According to Clarke, he told Ballmer that the "Windows" brand was meant to signify that a Microsoft x86-based operating system was compatible with current and previous Windows applications. Because Windows RT isn't based on x86 and can't run Windows applications, then the OS should be renamed. Even more, the Windows RT label will only lead to confusion.
Ballmer's response? The Windows brand was too important a franchise to not be used with the ARM-based version of Microsoft's new OS.
Now two months out, customer confusion has already begun. Critics point out that Windows RT looks so much like its x86-based counterpart that it's hard to distinguish the difference. Because of this confusion, Microsoft has reportedly relaxed its return policies for its Surface RT tablet because customers purchased the device thinking they could run their Windows-based software.

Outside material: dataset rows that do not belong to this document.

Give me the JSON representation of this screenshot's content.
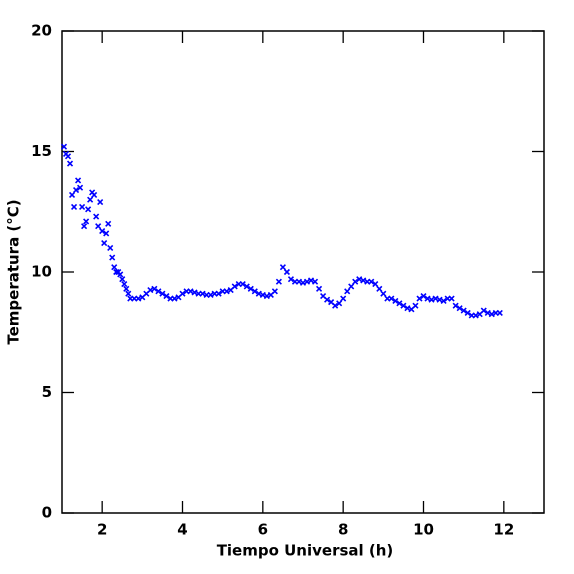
{
  "chart_data": {
    "type": "scatter",
    "xlabel": "Tiempo Universal (h)",
    "ylabel": "Temperatura (°C)",
    "xlim": [
      1,
      13
    ],
    "ylim": [
      0,
      20
    ],
    "xticks": [
      2,
      4,
      6,
      8,
      10,
      12
    ],
    "yticks": [
      0,
      5,
      10,
      15,
      20
    ],
    "series": [
      {
        "color": "#0000ff",
        "x": [
          1.05,
          1.1,
          1.15,
          1.2,
          1.25,
          1.3,
          1.35,
          1.4,
          1.45,
          1.5,
          1.55,
          1.6,
          1.65,
          1.7,
          1.75,
          1.8,
          1.85,
          1.9,
          1.95,
          2.0,
          2.05,
          2.1,
          2.15,
          2.2,
          2.25,
          2.3,
          2.35,
          2.4,
          2.45,
          2.5,
          2.55,
          2.6,
          2.65,
          2.7,
          2.8,
          2.9,
          3.0,
          3.1,
          3.2,
          3.3,
          3.4,
          3.5,
          3.6,
          3.7,
          3.8,
          3.9,
          4.0,
          4.1,
          4.2,
          4.3,
          4.4,
          4.5,
          4.6,
          4.7,
          4.8,
          4.9,
          5.0,
          5.1,
          5.2,
          5.3,
          5.4,
          5.5,
          5.6,
          5.7,
          5.8,
          5.9,
          6.0,
          6.1,
          6.2,
          6.3,
          6.4,
          6.5,
          6.6,
          6.7,
          6.8,
          6.9,
          7.0,
          7.1,
          7.2,
          7.3,
          7.4,
          7.5,
          7.6,
          7.7,
          7.8,
          7.9,
          8.0,
          8.1,
          8.2,
          8.3,
          8.4,
          8.5,
          8.6,
          8.7,
          8.8,
          8.9,
          9.0,
          9.1,
          9.2,
          9.3,
          9.4,
          9.5,
          9.6,
          9.7,
          9.8,
          9.9,
          10.0,
          10.1,
          10.2,
          10.3,
          10.4,
          10.5,
          10.6,
          10.7,
          10.8,
          10.9,
          11.0,
          11.1,
          11.2,
          11.3,
          11.4,
          11.5,
          11.6,
          11.7,
          11.8,
          11.9
        ],
        "values": [
          15.2,
          14.9,
          14.8,
          14.5,
          13.2,
          12.7,
          13.4,
          13.8,
          13.5,
          12.7,
          11.9,
          12.1,
          12.6,
          13.0,
          13.3,
          13.2,
          12.3,
          11.9,
          12.9,
          11.7,
          11.2,
          11.6,
          12.0,
          11.0,
          10.6,
          10.2,
          10.0,
          10.0,
          9.9,
          9.7,
          9.5,
          9.3,
          9.1,
          8.9,
          8.9,
          8.9,
          8.95,
          9.1,
          9.25,
          9.3,
          9.2,
          9.1,
          9.0,
          8.9,
          8.9,
          8.95,
          9.1,
          9.2,
          9.2,
          9.15,
          9.1,
          9.1,
          9.05,
          9.05,
          9.1,
          9.1,
          9.2,
          9.2,
          9.25,
          9.4,
          9.5,
          9.5,
          9.4,
          9.3,
          9.2,
          9.1,
          9.05,
          9.0,
          9.05,
          9.2,
          9.6,
          10.2,
          10.0,
          9.7,
          9.6,
          9.6,
          9.55,
          9.6,
          9.65,
          9.6,
          9.3,
          9.0,
          8.85,
          8.75,
          8.6,
          8.7,
          8.9,
          9.2,
          9.4,
          9.6,
          9.7,
          9.65,
          9.6,
          9.6,
          9.5,
          9.3,
          9.1,
          8.9,
          8.9,
          8.8,
          8.7,
          8.6,
          8.5,
          8.45,
          8.6,
          8.9,
          9.0,
          8.9,
          8.85,
          8.9,
          8.85,
          8.8,
          8.9,
          8.9,
          8.6,
          8.5,
          8.4,
          8.3,
          8.2,
          8.2,
          8.25,
          8.4,
          8.3,
          8.25,
          8.3,
          8.3
        ]
      }
    ]
  }
}
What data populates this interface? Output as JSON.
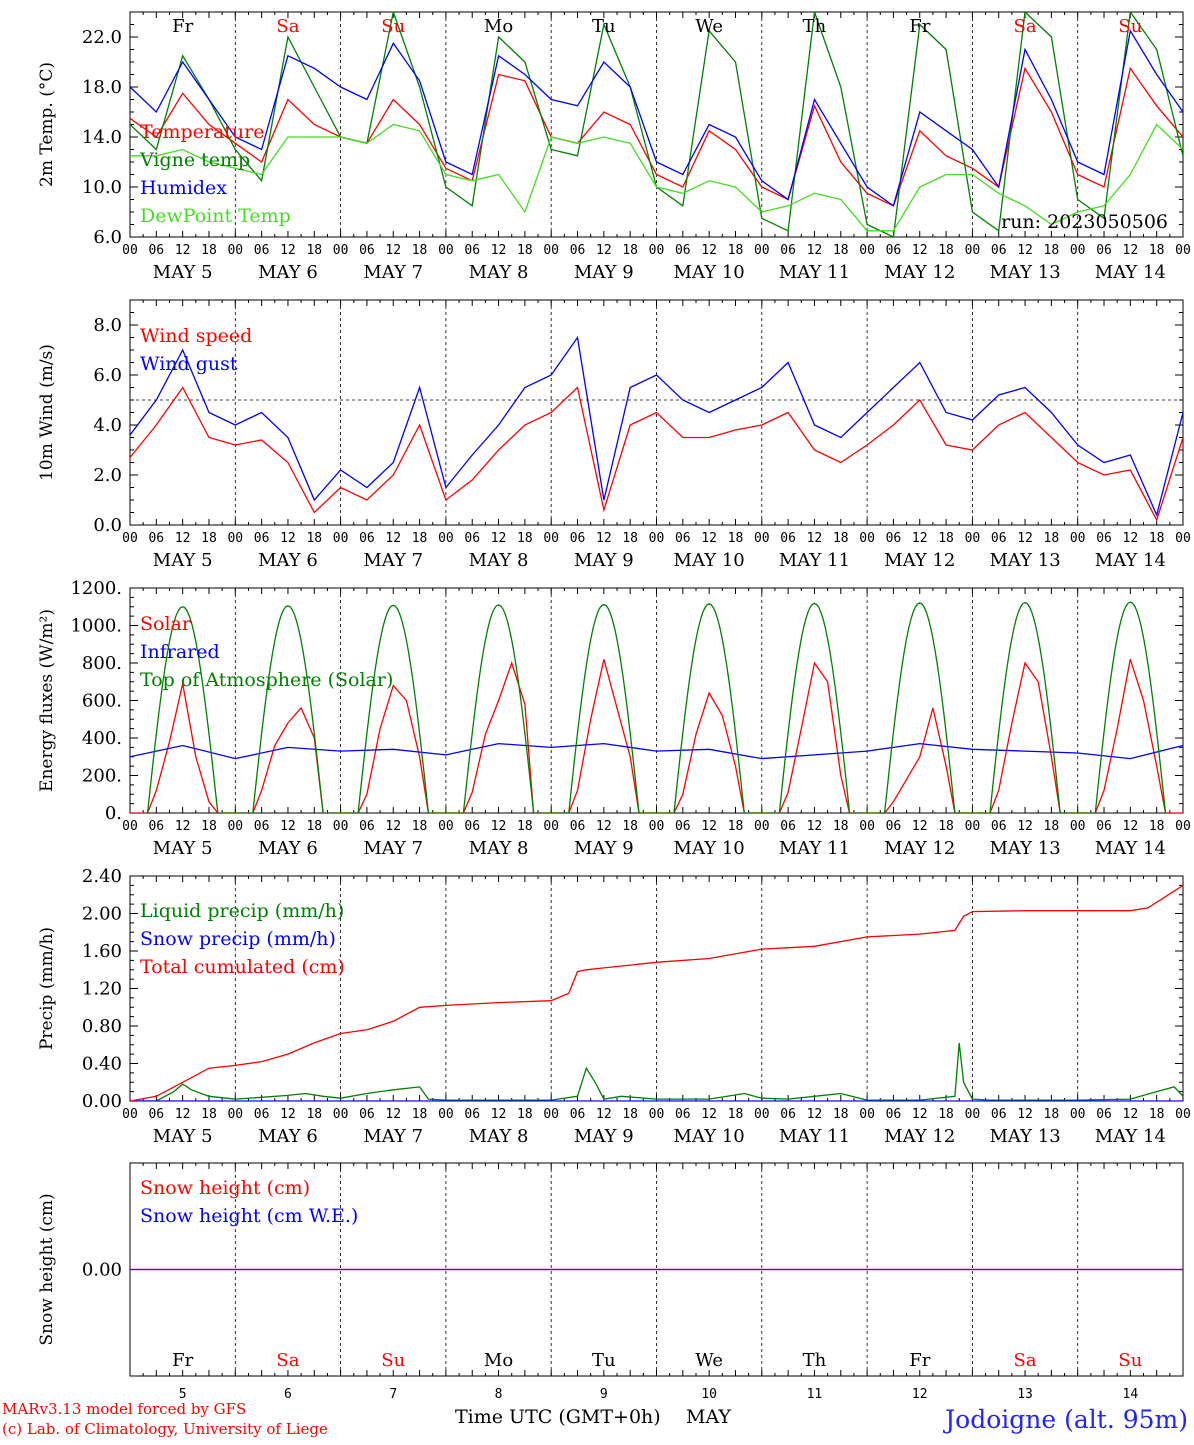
{
  "colors": {
    "red": "#ff0000",
    "green": "#008000",
    "blue": "#0000ff",
    "lightgreen": "#44dd22",
    "purple": "#800080",
    "weekend": "#ff0000",
    "weekday": "#000000"
  },
  "days": {
    "weekday_labels": [
      "Fr",
      "Sa",
      "Su",
      "Mo",
      "Tu",
      "We",
      "Th",
      "Fr",
      "Sa",
      "Su"
    ],
    "weekend": [
      false,
      true,
      true,
      false,
      false,
      false,
      false,
      false,
      true,
      true
    ],
    "date_labels": [
      "MAY  5",
      "MAY  6",
      "MAY  7",
      "MAY  8",
      "MAY  9",
      "MAY 10",
      "MAY 11",
      "MAY 12",
      "MAY 13",
      "MAY 14"
    ],
    "day_numbers": [
      "5",
      "6",
      "7",
      "8",
      "9",
      "10",
      "11",
      "12",
      "13",
      "14"
    ],
    "hour_labels": [
      "00",
      "06",
      "12",
      "18"
    ],
    "last_hour": "00"
  },
  "chart_data": [
    {
      "type": "line",
      "ylabel": "2m Temp. (°C)",
      "ylim": [
        6,
        24
      ],
      "yticks": [
        "6.0",
        "10.0",
        "14.0",
        "18.0",
        "22.0"
      ],
      "ytick_values": [
        6,
        10,
        14,
        18,
        22
      ],
      "annotation": "run: 2023050506",
      "x_unit": "hours since May 5 00 UTC",
      "series": [
        {
          "name": "Temperature",
          "color": "red",
          "x": [
            0,
            6,
            12,
            18,
            24,
            30,
            36,
            42,
            48,
            54,
            60,
            66,
            72,
            78,
            84,
            90,
            96,
            102,
            108,
            114,
            120,
            126,
            132,
            138,
            144,
            150,
            156,
            162,
            168,
            174,
            180,
            186,
            192,
            198,
            204,
            210,
            216,
            222,
            228,
            234,
            240
          ],
          "y": [
            15.5,
            14,
            17.5,
            15,
            13.5,
            12,
            17,
            15,
            14,
            13.5,
            17,
            15,
            11.5,
            10.5,
            19,
            18.5,
            14,
            13.5,
            16,
            15,
            11,
            10,
            14.5,
            13,
            10,
            9,
            16.5,
            12,
            9.5,
            8.5,
            14.5,
            12.5,
            11.5,
            10,
            19.5,
            16,
            11,
            10,
            19.5,
            16.5,
            14
          ]
        },
        {
          "name": "Vigne temp",
          "color": "green",
          "x": [
            0,
            6,
            12,
            18,
            24,
            30,
            36,
            42,
            48,
            54,
            60,
            66,
            72,
            78,
            84,
            90,
            96,
            102,
            108,
            114,
            120,
            126,
            132,
            138,
            144,
            150,
            156,
            162,
            168,
            174,
            180,
            186,
            192,
            198,
            204,
            210,
            216,
            222,
            228,
            234,
            240
          ],
          "y": [
            15,
            13,
            20.5,
            17,
            13,
            10.5,
            22,
            18,
            14,
            13.5,
            24,
            18,
            10,
            8.5,
            22,
            20,
            13,
            12.5,
            23,
            18,
            10,
            8.5,
            22.5,
            20,
            7.5,
            6.5,
            24,
            18,
            7,
            6,
            23,
            21,
            8,
            6.5,
            24,
            22,
            9,
            7.5,
            24,
            21,
            12.5
          ]
        },
        {
          "name": "Humidex",
          "color": "blue",
          "x": [
            0,
            6,
            12,
            18,
            24,
            30,
            36,
            42,
            48,
            54,
            60,
            66,
            72,
            78,
            84,
            90,
            96,
            102,
            108,
            114,
            120,
            126,
            132,
            138,
            144,
            150,
            156,
            162,
            168,
            174,
            180,
            186,
            192,
            198,
            204,
            210,
            216,
            222,
            228,
            234,
            240
          ],
          "y": [
            18,
            16,
            20,
            17,
            14,
            13,
            20.5,
            19.5,
            18,
            17,
            21.5,
            18.5,
            12,
            11,
            20.5,
            19,
            17,
            16.5,
            20,
            18,
            12,
            11,
            15,
            14,
            10.5,
            9,
            17,
            13.5,
            10,
            8.5,
            16,
            14.5,
            13,
            10,
            21,
            17,
            12,
            11,
            22.5,
            19,
            16
          ]
        },
        {
          "name": "DewPoint Temp",
          "color": "lightgreen",
          "x": [
            0,
            6,
            12,
            18,
            24,
            30,
            36,
            42,
            48,
            54,
            60,
            66,
            72,
            78,
            84,
            90,
            96,
            102,
            108,
            114,
            120,
            126,
            132,
            138,
            144,
            150,
            156,
            162,
            168,
            174,
            180,
            186,
            192,
            198,
            204,
            210,
            216,
            222,
            228,
            234,
            240
          ],
          "y": [
            12.5,
            12.5,
            13,
            12,
            11.5,
            11,
            14,
            14,
            14,
            13.5,
            15,
            14.5,
            11,
            10.5,
            11,
            8,
            14,
            13.5,
            14,
            13.5,
            10,
            9.5,
            10.5,
            10,
            8,
            8.5,
            9.5,
            9,
            6.5,
            6.5,
            10,
            11,
            11,
            9.5,
            8.5,
            7,
            8,
            8.5,
            11,
            15,
            13
          ]
        }
      ]
    },
    {
      "type": "line",
      "ylabel": "10m Wind (m/s)",
      "ylim": [
        0,
        9
      ],
      "yticks": [
        "0.0",
        "2.0",
        "4.0",
        "6.0",
        "8.0"
      ],
      "ytick_values": [
        0,
        2,
        4,
        6,
        8
      ],
      "ref_line": 5,
      "x_unit": "hours since May 5 00 UTC",
      "series": [
        {
          "name": "Wind speed",
          "color": "red",
          "x": [
            0,
            6,
            12,
            18,
            24,
            30,
            36,
            42,
            48,
            54,
            60,
            66,
            72,
            78,
            84,
            90,
            96,
            102,
            108,
            114,
            120,
            126,
            132,
            138,
            144,
            150,
            156,
            162,
            168,
            174,
            180,
            186,
            192,
            198,
            204,
            210,
            216,
            222,
            228,
            234,
            240
          ],
          "y": [
            2.7,
            4,
            5.5,
            3.5,
            3.2,
            3.4,
            2.5,
            0.5,
            1.5,
            1,
            2,
            4,
            1,
            1.8,
            3,
            4,
            4.5,
            5.5,
            0.6,
            4,
            4.5,
            3.5,
            3.5,
            3.8,
            4,
            4.5,
            3,
            2.5,
            3.2,
            4,
            5,
            3.2,
            3,
            4,
            4.5,
            3.5,
            2.5,
            2,
            2.2,
            0.2,
            3.5
          ]
        },
        {
          "name": "Wind gust",
          "color": "blue",
          "x": [
            0,
            6,
            12,
            18,
            24,
            30,
            36,
            42,
            48,
            54,
            60,
            66,
            72,
            78,
            84,
            90,
            96,
            102,
            108,
            114,
            120,
            126,
            132,
            138,
            144,
            150,
            156,
            162,
            168,
            174,
            180,
            186,
            192,
            198,
            204,
            210,
            216,
            222,
            228,
            234,
            240
          ],
          "y": [
            3.6,
            5,
            7,
            4.5,
            4,
            4.5,
            3.5,
            1,
            2.2,
            1.5,
            2.5,
            5.5,
            1.5,
            2.8,
            4,
            5.5,
            6,
            7.5,
            1,
            5.5,
            6,
            5,
            4.5,
            5,
            5.5,
            6.5,
            4,
            3.5,
            4.5,
            5.5,
            6.5,
            4.5,
            4.2,
            5.2,
            5.5,
            4.5,
            3.2,
            2.5,
            2.8,
            0.4,
            4.5
          ]
        }
      ]
    },
    {
      "type": "line",
      "ylabel": "Energy fluxes (W/m²)",
      "ylim": [
        0,
        1200
      ],
      "yticks": [
        "0.",
        "200.",
        "400.",
        "600.",
        "800.",
        "1000.",
        "1200."
      ],
      "ytick_values": [
        0,
        200,
        400,
        600,
        800,
        1000,
        1200
      ],
      "x_unit": "hours since May 5 00 UTC",
      "series": [
        {
          "name": "Solar",
          "color": "red",
          "x": [
            0,
            4,
            6,
            9,
            12,
            15,
            18,
            20,
            24,
            28,
            30,
            33,
            36,
            39,
            42,
            44,
            48,
            52,
            54,
            57,
            60,
            63,
            66,
            68,
            72,
            76,
            78,
            81,
            84,
            87,
            90,
            92,
            96,
            100,
            102,
            105,
            108,
            111,
            114,
            116,
            120,
            124,
            126,
            129,
            132,
            135,
            138,
            140,
            144,
            148,
            150,
            153,
            156,
            159,
            162,
            164,
            168,
            172,
            174,
            177,
            180,
            183,
            186,
            188,
            192,
            196,
            198,
            201,
            204,
            207,
            210,
            212,
            216,
            220,
            222,
            225,
            228,
            231,
            234,
            236,
            240
          ],
          "y": [
            0,
            0,
            120,
            380,
            690,
            300,
            60,
            0,
            0,
            0,
            120,
            360,
            480,
            560,
            400,
            0,
            0,
            0,
            100,
            450,
            680,
            600,
            300,
            0,
            0,
            0,
            110,
            420,
            600,
            800,
            580,
            0,
            0,
            0,
            120,
            500,
            820,
            560,
            300,
            0,
            0,
            0,
            100,
            420,
            640,
            520,
            250,
            0,
            0,
            0,
            110,
            450,
            800,
            700,
            200,
            0,
            0,
            0,
            60,
            180,
            300,
            560,
            250,
            0,
            0,
            0,
            120,
            480,
            800,
            700,
            300,
            0,
            0,
            0,
            120,
            450,
            820,
            600,
            250,
            0,
            0
          ]
        },
        {
          "name": "Infrared",
          "color": "blue",
          "x": [
            0,
            12,
            24,
            36,
            48,
            60,
            72,
            84,
            96,
            108,
            120,
            132,
            144,
            156,
            168,
            180,
            192,
            204,
            216,
            228,
            240
          ],
          "y": [
            300,
            360,
            290,
            350,
            330,
            340,
            310,
            370,
            350,
            370,
            330,
            340,
            290,
            310,
            330,
            370,
            340,
            330,
            320,
            290,
            360
          ]
        },
        {
          "name": "Top of Atmosphere (Solar)",
          "color": "green",
          "x": "computed",
          "peak": [
            1100,
            1105,
            1108,
            1110,
            1112,
            1115,
            1118,
            1120,
            1122,
            1125
          ]
        }
      ]
    },
    {
      "type": "line",
      "ylabel": "Precip (mm/h)",
      "ylim": [
        0,
        2.4
      ],
      "yticks": [
        "0.00",
        "0.40",
        "0.80",
        "1.20",
        "1.60",
        "2.00",
        "2.40"
      ],
      "ytick_values": [
        0,
        0.4,
        0.8,
        1.2,
        1.6,
        2,
        2.4
      ],
      "x_unit": "hours since May 5 00 UTC",
      "series": [
        {
          "name": "Liquid precip (mm/h)",
          "color": "green",
          "x": [
            0,
            6,
            10,
            12,
            14,
            18,
            22,
            24,
            30,
            36,
            40,
            44,
            48,
            54,
            60,
            66,
            68,
            72,
            84,
            96,
            102,
            104,
            106,
            108,
            112,
            120,
            132,
            140,
            144,
            150,
            156,
            162,
            168,
            180,
            188,
            189,
            190,
            192,
            196,
            204,
            216,
            228,
            234,
            238,
            240
          ],
          "y": [
            0,
            0,
            0.1,
            0.18,
            0.12,
            0.05,
            0.03,
            0.02,
            0.04,
            0.06,
            0.08,
            0.05,
            0.03,
            0.08,
            0.12,
            0.15,
            0.02,
            0.01,
            0.01,
            0.01,
            0.05,
            0.35,
            0.2,
            0.02,
            0.05,
            0.02,
            0.02,
            0.08,
            0.03,
            0.02,
            0.05,
            0.08,
            0.01,
            0.01,
            0.05,
            0.62,
            0.2,
            0.02,
            0.01,
            0.01,
            0.01,
            0.02,
            0.1,
            0.15,
            0.05
          ]
        },
        {
          "name": "Snow precip (mm/h)",
          "color": "blue",
          "x": [
            0,
            240
          ],
          "y": [
            0,
            0
          ]
        },
        {
          "name": "Total cumulated (cm)",
          "color": "red",
          "x": [
            0,
            6,
            12,
            18,
            24,
            30,
            36,
            42,
            48,
            54,
            60,
            66,
            72,
            84,
            96,
            100,
            102,
            104,
            108,
            120,
            132,
            144,
            156,
            168,
            180,
            188,
            190,
            192,
            204,
            216,
            228,
            232,
            240
          ],
          "y": [
            0,
            0.05,
            0.2,
            0.35,
            0.38,
            0.42,
            0.5,
            0.62,
            0.72,
            0.76,
            0.85,
            1.0,
            1.02,
            1.05,
            1.07,
            1.15,
            1.38,
            1.4,
            1.42,
            1.48,
            1.52,
            1.62,
            1.65,
            1.75,
            1.78,
            1.82,
            1.97,
            2.02,
            2.03,
            2.03,
            2.03,
            2.06,
            2.3
          ]
        }
      ]
    },
    {
      "type": "line",
      "ylabel": "Snow height (cm)",
      "ylim": [
        -1,
        1
      ],
      "yticks": [
        "0.00"
      ],
      "ytick_values": [
        0
      ],
      "x_unit": "hours since May 5 00 UTC",
      "series": [
        {
          "name": "Snow height (cm)",
          "color": "red",
          "x": [
            0,
            240
          ],
          "y": [
            0,
            0
          ]
        },
        {
          "name": "Snow height (cm W.E.)",
          "color": "blue",
          "x": [
            0,
            240
          ],
          "y": [
            0,
            0
          ]
        }
      ]
    }
  ],
  "footer": {
    "model": "MARv3.13 model forced by GFS",
    "copyright": "(c) Lab. of Climatology, University of Liege",
    "xlabel": "Time UTC (GMT+0h)",
    "month": "MAY",
    "location": "Jodoigne (alt. 95m)"
  }
}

For those just tuning in, Windows RT runs on System-on-Chips (SoC) based on ARM's architecture. These mobile chips are manufactured by Qualcomm, Nvidia and Texas Instruments and typically used in tablets and smartphones. The Windows we've come to know and love over the years runs on x86-based processors supplied by AMD and Intel. Almost all Windows apps are written for the latter x86-based processors.
However both Windows 8 Pro (x86) and Windows RT (ARM) can run Windows 8 "Modern UI" apps. The catch is that these apps must ported to the Windows RT platform if they're not already designed for the platform separately. Unfortunately, not all Windows 8 apps are crossing over into the Windows RT realm, reportedly causing even more compatibility issues.
Still, according to Neil Hand, the vice president in charge of Dell’s tablet business, whether Microsoft has called its ARM-based OS Windows RT or something else, Dell would still have been required to educate customers on the difference between the two versions.
"Making sure we educate the market place on the differences was going to be a necessary action no matter what. Just calling it something different is not going to solve the problem," Hand told The Australian Financial Review.
He said that looking ahead, consumers will see lighter, thinner, smaller Windows RT devices than what they'll see in a full Intel architecture. Maybe eventually this is where consumers will notice a difference: in the hardware itself. They'll know that a small, lightweight device isn't made to run their heavy Windows applications.
"Don’t get me wrong. I believe that Windows 8 is very important. In the business world (Intel compatibility) makes a big difference," Hand said. "But as you cross into consumer land, the trade-off of size, weight, performance and price [allow you to] get a little bit more aggressive with ARM-based solutions. I think there’s a future for RT."